Daisy’s practice fuses experimental sound, writing, video installation, and performance in response to psycho-politics and global conditioning. They offer sustainable ecosocial interruption and spirited challenges to the depravities of discipline within the cultic milieu of contemporary art. Their submergent approach and unapologetic critique forms part of an ongoing search for futures that haven’t already been redacted and/or destroyed.
Daisy argues for the abolition of carceral cultures in art and education. Their research focuses on Indigenous Futurist methodologies and relational knowledge systems that contribute to anti-carceral resistance and ecosocial survival.

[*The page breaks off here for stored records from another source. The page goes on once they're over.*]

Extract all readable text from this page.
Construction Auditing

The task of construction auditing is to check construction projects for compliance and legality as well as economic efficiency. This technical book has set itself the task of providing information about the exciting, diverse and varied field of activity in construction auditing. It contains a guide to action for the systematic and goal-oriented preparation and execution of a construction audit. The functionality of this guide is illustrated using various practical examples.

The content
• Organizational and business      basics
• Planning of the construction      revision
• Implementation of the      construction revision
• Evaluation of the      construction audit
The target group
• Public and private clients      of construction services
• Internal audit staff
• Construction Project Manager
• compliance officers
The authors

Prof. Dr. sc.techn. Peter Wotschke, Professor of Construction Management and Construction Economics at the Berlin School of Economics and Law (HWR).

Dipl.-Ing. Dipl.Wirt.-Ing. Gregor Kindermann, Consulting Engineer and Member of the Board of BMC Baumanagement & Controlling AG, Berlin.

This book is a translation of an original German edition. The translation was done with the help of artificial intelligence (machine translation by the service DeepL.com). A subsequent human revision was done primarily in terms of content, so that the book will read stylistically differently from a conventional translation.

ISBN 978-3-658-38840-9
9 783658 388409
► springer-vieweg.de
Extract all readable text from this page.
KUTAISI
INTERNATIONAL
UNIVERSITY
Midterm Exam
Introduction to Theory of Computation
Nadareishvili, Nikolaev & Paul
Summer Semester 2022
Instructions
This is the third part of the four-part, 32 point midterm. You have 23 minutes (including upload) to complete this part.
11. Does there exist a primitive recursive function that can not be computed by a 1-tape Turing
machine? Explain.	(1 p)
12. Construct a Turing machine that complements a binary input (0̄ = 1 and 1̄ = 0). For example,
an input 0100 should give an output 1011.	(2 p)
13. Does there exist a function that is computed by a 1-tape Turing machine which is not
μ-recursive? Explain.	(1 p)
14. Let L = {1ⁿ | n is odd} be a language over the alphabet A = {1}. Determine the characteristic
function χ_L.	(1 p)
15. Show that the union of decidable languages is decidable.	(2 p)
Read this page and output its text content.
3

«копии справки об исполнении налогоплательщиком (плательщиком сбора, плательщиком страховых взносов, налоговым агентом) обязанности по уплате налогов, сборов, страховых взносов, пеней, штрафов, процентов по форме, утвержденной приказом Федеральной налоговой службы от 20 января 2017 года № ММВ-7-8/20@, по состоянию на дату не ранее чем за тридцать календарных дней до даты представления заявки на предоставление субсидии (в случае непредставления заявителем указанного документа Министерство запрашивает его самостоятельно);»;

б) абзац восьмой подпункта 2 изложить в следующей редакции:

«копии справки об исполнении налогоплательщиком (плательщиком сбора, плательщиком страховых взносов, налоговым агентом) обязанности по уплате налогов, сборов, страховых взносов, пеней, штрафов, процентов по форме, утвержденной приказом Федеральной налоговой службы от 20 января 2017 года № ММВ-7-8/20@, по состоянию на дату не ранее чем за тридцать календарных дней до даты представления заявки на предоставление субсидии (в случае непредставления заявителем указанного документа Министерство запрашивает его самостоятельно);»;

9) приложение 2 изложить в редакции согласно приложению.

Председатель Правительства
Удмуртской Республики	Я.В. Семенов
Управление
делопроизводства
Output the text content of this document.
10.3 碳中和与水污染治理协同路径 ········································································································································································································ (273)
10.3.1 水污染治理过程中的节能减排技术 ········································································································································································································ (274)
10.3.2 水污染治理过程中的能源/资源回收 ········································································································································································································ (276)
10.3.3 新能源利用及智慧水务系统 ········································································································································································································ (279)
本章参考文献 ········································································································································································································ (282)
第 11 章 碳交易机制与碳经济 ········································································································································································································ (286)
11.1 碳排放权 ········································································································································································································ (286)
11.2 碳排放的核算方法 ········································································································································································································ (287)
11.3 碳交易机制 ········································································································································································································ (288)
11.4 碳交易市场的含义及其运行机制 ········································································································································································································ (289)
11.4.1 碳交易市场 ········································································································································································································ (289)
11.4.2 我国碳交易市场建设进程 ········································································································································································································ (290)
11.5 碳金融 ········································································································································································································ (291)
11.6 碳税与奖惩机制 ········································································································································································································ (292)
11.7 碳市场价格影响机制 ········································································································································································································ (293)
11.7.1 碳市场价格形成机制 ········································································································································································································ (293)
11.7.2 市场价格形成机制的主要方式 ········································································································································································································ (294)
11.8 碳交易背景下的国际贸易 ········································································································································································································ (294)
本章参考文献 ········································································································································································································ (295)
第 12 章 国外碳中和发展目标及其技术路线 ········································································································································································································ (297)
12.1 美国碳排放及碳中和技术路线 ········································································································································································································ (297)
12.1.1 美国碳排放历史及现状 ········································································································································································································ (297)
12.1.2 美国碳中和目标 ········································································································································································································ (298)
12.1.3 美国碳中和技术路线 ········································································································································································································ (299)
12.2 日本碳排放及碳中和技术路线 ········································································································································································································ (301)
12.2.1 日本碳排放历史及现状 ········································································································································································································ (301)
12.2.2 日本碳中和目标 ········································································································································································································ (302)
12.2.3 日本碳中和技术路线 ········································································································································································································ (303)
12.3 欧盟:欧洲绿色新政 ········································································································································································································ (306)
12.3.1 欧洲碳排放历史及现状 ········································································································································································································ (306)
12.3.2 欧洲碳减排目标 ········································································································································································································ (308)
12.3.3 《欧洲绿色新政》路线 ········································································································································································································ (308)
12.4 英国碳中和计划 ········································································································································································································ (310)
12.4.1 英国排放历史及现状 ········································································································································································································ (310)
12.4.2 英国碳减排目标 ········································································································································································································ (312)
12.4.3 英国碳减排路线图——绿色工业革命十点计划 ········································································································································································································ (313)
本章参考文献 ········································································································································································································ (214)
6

Their work has been presented at the Art Gallery of South Australia’s Ramsay Art Prize (2019), and the Parliament of NSW King & Wood Malleson Contemporary ATSI Art Award (2018). They have exhibited with Blak Dot Gallery, Gertrude Contemporary, Incinerator Gallery, Yapang Museum of Art and Culture, The Lock-up Artspace, Bus Projects and SEVENTH gallery. Their writing has been published with Rabbit Poetry Journal, Memo magazine, and UNprojects.
Daisy currently works with La Trobe Art Institute on Dja Dja Wurrung Country in Bendigo, and as an artistic committee member with BUS projects on Woi Wurrung Country in Melbourne.